Voir aussi Sanctuaire Notre-Dame-du-Très-Saint-Rosaire du Cap-de-la-Madeleine
La basilique Notre-Dame-du-Cap est située tout près du sanctuaire du même nom. Elle est un monument d'art et d'architecture, oeuvre d'Adrien Dufresne.
Fortement influencé par le rationalisme constructif que pratiquait son mentor, le moine bénédictin Paul Belleau, Adrien Dufresne en assimila tôt les fondements et construisit au Québec une douzaine d'églises à saveur "dombellotiste", dont la basilique Notre-Dame-du-Cap qui demeure son œuvre majeure et à laquelle il a consacré une bonne partie de sa vie. Il proposa quatre projets pour la basilique Notre-Dame-du-Cap entre 1944 à 1955:
a) Le premier projet de Dufresne contenait une longue nef rectangulaire terminée par un chœur semi-octogonal. Il ne renfermait pas d'innovation particulière, reprenant la disposition longitudinale des églises traditionnelles.
b) Plus novatrice, la deuxième proposition s'articulait autour d'un plan en croix. Un imposant campanile détaché de la masse du temple et du double de sa hauteur s'élèvait à gauche de son portail. L'innovation de ce plan reposait sur l'autel placé à la croisée du transept. Mise en scène au milieu des fidèles, la célébration devait ainsi acquérir une plus grande dynamique, suggérant une participation active des croyants.
c) Le troisième projet de l'architecte était plus achevé. Le plan plus compact était de forme carrée, accroissant ainsi l'intimité du lieu. Il comprenait à sa périphérie une série de petites chapelles.
Certaines constantes dans les trois premières propositions semblaient avoir fait germer le parti final de la basilique Notre-Dame-du-Cap. Les trois propositions semblaient vouloir se contenir dans un volume sans colonnes, les trois contenaient le même portail monumental flanqué de deux bras ouverts qui agissaient comme rampes d'accès. Enfin, les trois projets étaient définis par une grande rigueur géométrique d'où transparaissait une obsession évidente pour la figure octogonale. Les ressemblances entre ces trois projets et le plan final soulignent à quel point Adrien Dufresne était à ce moment en pleine possession de ses moyens et qu'il avait assimilé les préceptes de la nouvelle architecture enseignés par son maître. Adrien Dufresne les avait interprétés à sa manière, affirmant son propre style personnel. L'architecte, alors âgé de 50 ans, était au sommet de son art.

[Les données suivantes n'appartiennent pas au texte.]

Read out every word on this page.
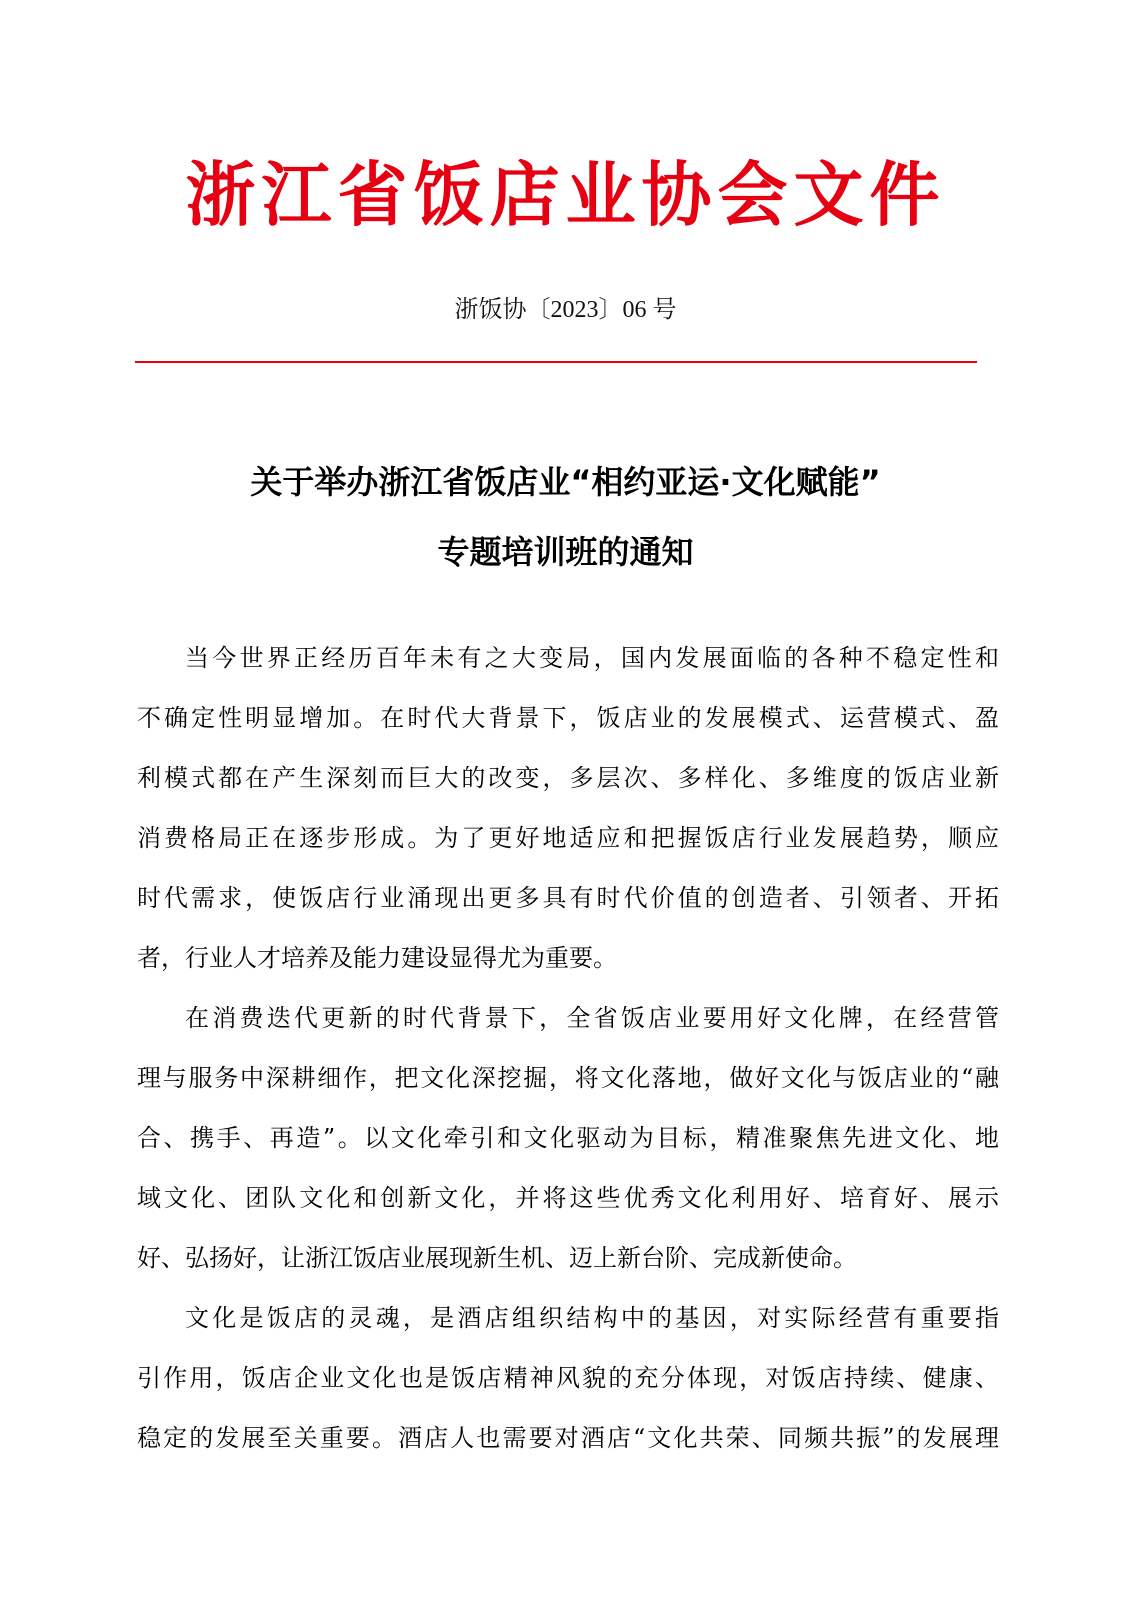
浙江省饭店业协会文件
浙饭协〔2023〕06 号
关于举办浙江省饭店业“相约亚运·文化赋能”
专题培训班的通知
当今世界正经历百年未有之大变局，国内发展面临的各种不稳定性和
不确定性明显增加。在时代大背景下，饭店业的发展模式、运营模式、盈
利模式都在产生深刻而巨大的改变，多层次、多样化、多维度的饭店业新
消费格局正在逐步形成。为了更好地适应和把握饭店行业发展趋势，顺应
时代需求，使饭店行业涌现出更多具有时代价值的创造者、引领者、开拓
者，行业人才培养及能力建设显得尤为重要。
在消费迭代更新的时代背景下，全省饭店业要用好文化牌，在经营管
理与服务中深耕细作，把文化深挖掘，将文化落地，做好文化与饭店业的“融
合、携手、再造”。以文化牵引和文化驱动为目标，精准聚焦先进文化、地
域文化、团队文化和创新文化，并将这些优秀文化利用好、培育好、展示
好、弘扬好，让浙江饭店业展现新生机、迈上新台阶、完成新使命。
文化是饭店的灵魂，是酒店组织结构中的基因，对实际经营有重要指
引作用，饭店企业文化也是饭店精神风貌的充分体现，对饭店持续、健康、
稳定的发展至关重要。酒店人也需要对酒店“文化共荣、同频共振”的发展理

De forme octogonale et mesurant 260 sur 267 pieds, le plan final de la basilique Notre-Dame-du-Cap est surmonté d'une toiture pyramidale revêtue de cuivre et dominée d'une flèche culminant à 258 pieds de hauteur. Un portail monumental s'élève à l'ouest du temple alors que la sacristie est adossée au mur est. Un porche attaché à une rampe d'accès se trouve de chaque côté du portail, créant deux masses latérales qui équilibrent la lourde façade. Ces rampes aussi appelées "pentes douces", qui se retrouvaient dans le premier projet de l'architecte, facilitent l'accès à la basilique par les personnes malades ou à mobilité réduite. Les six autres murs pignons de l'octogone présentent une surface sans saillie percée de minces verrières en forme de mitre et d'une immense rose à motifs géométriques. Ces types d'ouvertures sont des reprises de l'architecture de Dom Bellot. Chaque arête de la basilique est ponctuée d'un portique d'accès.